Aceite a sua loucura e a do próximo

“Se não percebemos o pequeno grão de loucura em uma pessoa, não podemos amá-la. Se não percebemos seu ponto de demência, não a entendemos. O ponto de demência de alguém é a fonte de seu charme.” Gilles Deleuze

Li está frase em um livro dias atrás e, desde então, tenho pensado muito sobre isso. A realidade é que tenho pensando muito sobre muitas coisas, o que piora às noites de sono. Desde o começo do ano a insônia está na minha cola — e sim eu já tentei de tudo.

De volta, a citação.

Talvez o que mais nos atraía em outra pessoa é algo que enxergamos em nós — e muitas vezes não queremos admitir — , seja uma qualidade ou um defeito. Essa ideia faz sentido quando analisamos a forma como nos aproximamos de outras pessoas ou como amizades são feitas. Por vezes, falamos em interesse em comum, o que pode ser também, não vamos tirar essa hipótese da mesa. Deixa ela de lado por um momento. Pense que é algo muito maior que nos une aos outros. Quem sabe a nossa própria a loucura.

Porque às vezes a gente vê essa loucura no próximo e acha que se o ajudarmos, se estivermos lá para ele teremos reciprocidade e também, lá no fundo, estaremos nos ajudando. Encontraremos a solução do mundo. O que é uma das maiores mentiras da vida, já que o ideal é aceitar o outro, ter empatia e estar lado a lado. No meu ponto de vista, isto vale mais do que resolver o problema da pessoa. É estar ali para ela, se importar.

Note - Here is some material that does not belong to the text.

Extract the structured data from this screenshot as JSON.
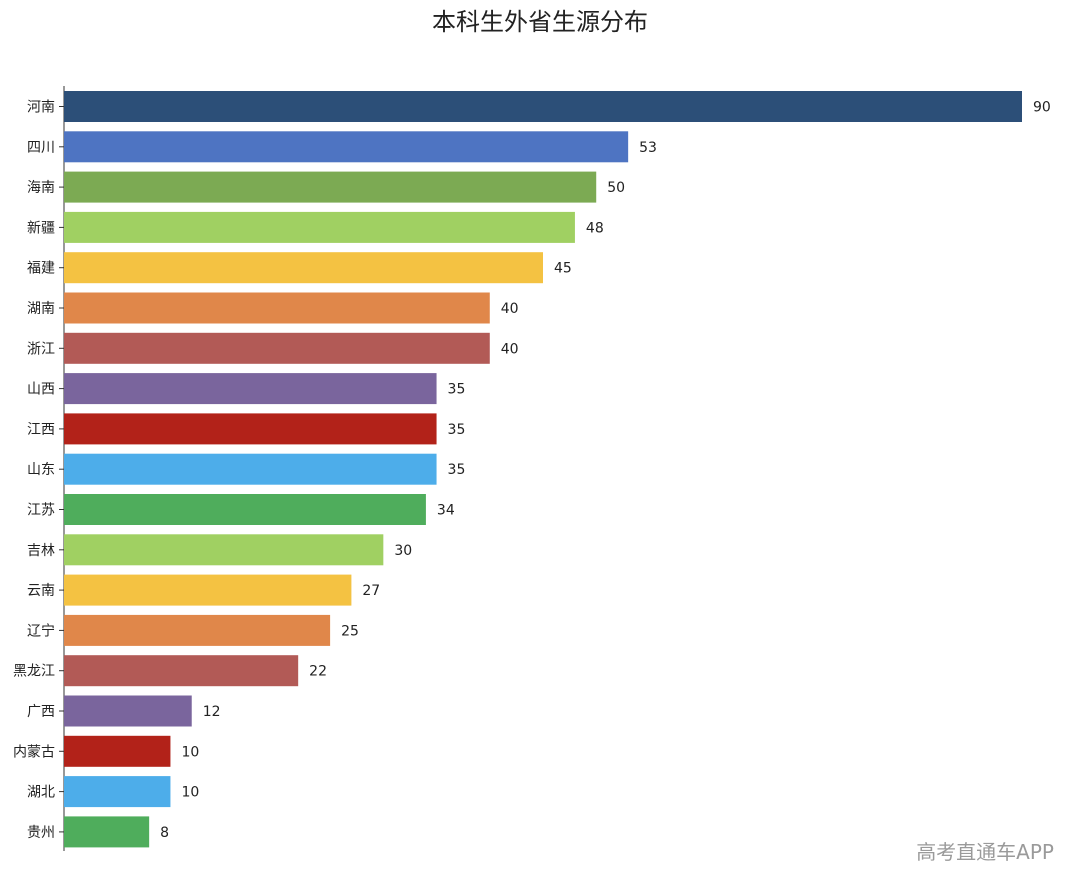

O que não pode é menosprezamos os nossos sentimentos e, muito menos, se apoiar em alguém ou a um relacioção para conduzir a nossa vida. Não podemos nos basear no próximo e deixar o que sentimos em segundo plano, porque pensamos que o outro precisa mais do que você ou porque você está na busca de "consertá-lo".

O que funciona é caminhar junto, estar presente, pensar em cada um como uma pessoa e como essa dinâmica funciona junto — ou não. Mais do que tentar resolver o problema da outra pessoa, é necessário tentar entender e aceitar você e ela.